The lights have gone out at Russia-based operator MTS’ operations in Uzbekistan, revealing how forays into emerging markets can go disastrously wrong and prompting the company’s director of investor relations to urge other telcos not to invest in the country.
On Monday, the Tashkent Criminal Court ruled in favour of the Uzbek state to confiscate all assets of Uzdunrobita, the MTS subsidiary, in connection with a criminal court judgment against four of its employees who have been arrested.
Uzdunrobita, which has a book value of €850 million and 9.5 million subscribers, was purchased by MTS in 2004.
But, as European Communications reported over the summer, the story began to turn sour in February over unpaid tax receipts.
It has escalated dramatically to include claims by MTS of employee harassment, the seizure of internal documents and accusations of the involvement of “certain influential entities” for, ultimately, “illicit purposes”.
Uzdunrobita had its license suspended last month and made a loss in Q2 with the coup de grace being delivered last weekend.
European Communications spoke to Joshua B Tulgan, director of investor relations and acting director of corporate finance at MTS, who revealed how “what can only be described as marshalls arrived to shutter the business and lock us out” last Friday.
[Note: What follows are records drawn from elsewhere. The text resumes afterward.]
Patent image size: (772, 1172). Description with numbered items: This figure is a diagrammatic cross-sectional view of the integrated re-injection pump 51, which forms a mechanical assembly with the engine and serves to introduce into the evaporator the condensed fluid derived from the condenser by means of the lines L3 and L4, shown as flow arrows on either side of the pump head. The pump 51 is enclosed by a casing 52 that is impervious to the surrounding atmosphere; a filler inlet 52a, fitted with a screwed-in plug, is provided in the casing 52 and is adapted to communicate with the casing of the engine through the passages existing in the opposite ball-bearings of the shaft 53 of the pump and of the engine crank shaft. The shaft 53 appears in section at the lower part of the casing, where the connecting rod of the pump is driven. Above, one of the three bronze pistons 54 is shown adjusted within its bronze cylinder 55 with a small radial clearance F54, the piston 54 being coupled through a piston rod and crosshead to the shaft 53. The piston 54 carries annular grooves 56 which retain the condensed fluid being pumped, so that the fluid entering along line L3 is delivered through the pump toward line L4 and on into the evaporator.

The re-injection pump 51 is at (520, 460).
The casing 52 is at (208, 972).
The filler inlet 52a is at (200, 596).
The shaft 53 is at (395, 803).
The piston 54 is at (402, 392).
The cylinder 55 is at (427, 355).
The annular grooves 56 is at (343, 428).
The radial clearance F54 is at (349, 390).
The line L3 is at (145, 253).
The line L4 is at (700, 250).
Moscow-based Tulgan claimed the expropriation of assets includes around €140 million of cash held in local bank accounts.
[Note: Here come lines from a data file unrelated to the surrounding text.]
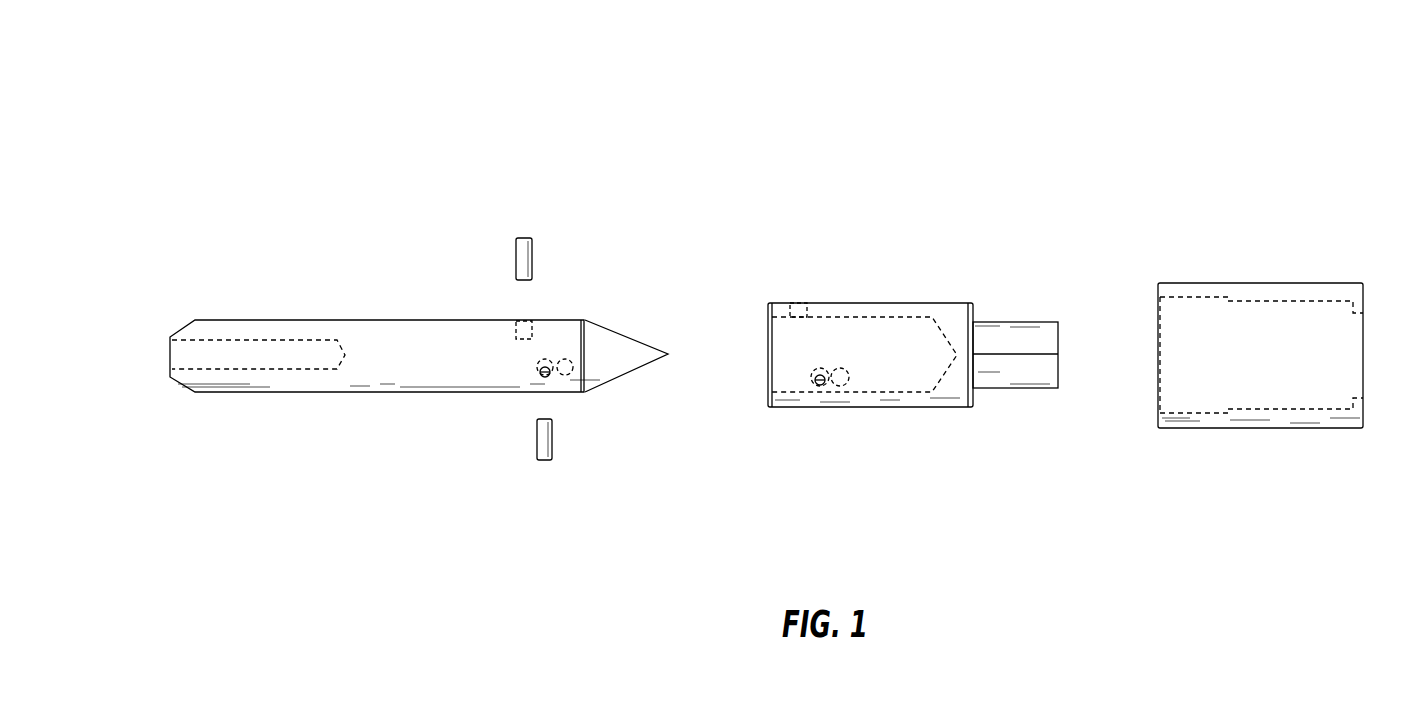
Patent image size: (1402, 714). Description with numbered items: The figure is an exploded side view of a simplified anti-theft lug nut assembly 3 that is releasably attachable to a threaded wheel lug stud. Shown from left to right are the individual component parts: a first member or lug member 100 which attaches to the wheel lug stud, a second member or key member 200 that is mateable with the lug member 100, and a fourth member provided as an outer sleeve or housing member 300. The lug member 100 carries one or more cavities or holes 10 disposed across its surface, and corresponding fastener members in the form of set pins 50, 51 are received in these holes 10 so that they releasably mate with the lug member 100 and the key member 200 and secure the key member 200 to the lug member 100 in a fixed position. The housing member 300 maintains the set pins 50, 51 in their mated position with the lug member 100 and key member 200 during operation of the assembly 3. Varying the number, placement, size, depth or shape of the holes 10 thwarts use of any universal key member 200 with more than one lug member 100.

The lug nut assembly 3 is at (320, 92).
The holes 10 is at (525, 321).
The set pin 50 is at (516, 262).
The set pin 51 is at (535, 438).
The lug member 100 is at (262, 320).
The key member 200 is at (867, 302).
The housing member 300 is at (1262, 283).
“It’s been an incredibly stressful time,” Tulgan said on the phone. “We have this strong sense of incredulity. We’ve been on the receiving end of open intimidation and have been denied legal representation.”
Of immediate concern is the situation of the four managers, all Uzbek nationals, who have been arrested.
“I can’t give you their exact whereabouts, but I believe they are in the process of being released,” said Tulgan.
“What is happening to colleagues and friends is very hard … I don’t want to have to think about them languishing in a jail cell.”
Further, Tulgan claims their arrest is “totally illogical”.
“They have been charged with crimes but with the seizure of assets the penalties have been borne by the company.”
MTS, it should be clarified, refutes the allegations that the Uzbek state has thrown at it and is exploring all legal avenues open to it.
Tulgan said MTS is looking at international arbitration and predicted a long drawn out process.
He added the company had raised the issue with all its stakeholders and has been actively lobbying governments.
So far, only the GSMA has, publically at least, come out in support.
The industry body wrote an open letter to the Uzbek president earlier this month.
Tulgan said the company appreciated the effort but it was difficult to say whether it had had any impact.
So, what ultimately, does he think will happen?
“Unfortunately I don’t know. Our assets have been taken so our ability to influence what is happening is severely limited. We will engage as much as we can but the next move is with the Uzbek authorities.”
However, Tulgan did say MTS would be seeking compensation and pushing for full restoration or a negotiated settlement.
Surprisingly, he said at this stage MTS was keen to return to business in the country.
“We have an obligation to our shareholders and employees – the asset is there, it is a good one and our only crime is success.”
Tulgan added that the company had had “problems” in other markets in the region, notably Turkmenistan, but had managed to rebuild its business there.
Then there are Uzdunrobita’s customers, who appear to be just as big a loser in this saga as MTS.
Tulgan said customers are unable to use the network but competitors, including VimpelCom and TeliaSonera, could only absorb 20 percent of those who wanted to switch.
“This has put the Uzbek telecoms market back a number of years,” he added.
What makes the situation even harder for Tulgan to take is that he says he feels the company has been a good corporate citizen.
“We have said good things about the country and hosted investors there,” he claimed.
Ultimately, is it a question of poor due diligence on the part of MTS?
“That’s a good question. It is a difficult environment and we’ve known that,” admitted Tulgan.
“But we’ve had no problems during eight years of doing business in Uzbekistan and to my mind it’s not a question of misunderstanding the risks involved.”
So, why have the Uzbek authorities chosen to pick a fight with the company?
MTS has drawn attention to the Uzbek deputy prime minister, who previously served as general director of the regulator – one of the bodies that has pursued MTS over allegedly operating without the correct licenses.
MTS claimed the deputy PM signed all the license agreements when he was at the regulator.
Then there is the possibility of action being taken against foreign-owned companies.
Tulgan dismissed this, but intriguingly Teliasonera released a press release today about a TV programme “containing allegations related to TeliaSonera’s operations in Uzbekistan” is to be broadcast on Swedish TV channel STV.
The Scandinavian operator said it would comment on the content following transmission.
Said Tulgan: “I can’t speculate on why this has happened, but I will say that there are lot of contradictions in this whole thing.”
“We would advise any other telco thinking about investing in the country not to do any business here.”
The Uzbek authorities could not be reached for comment.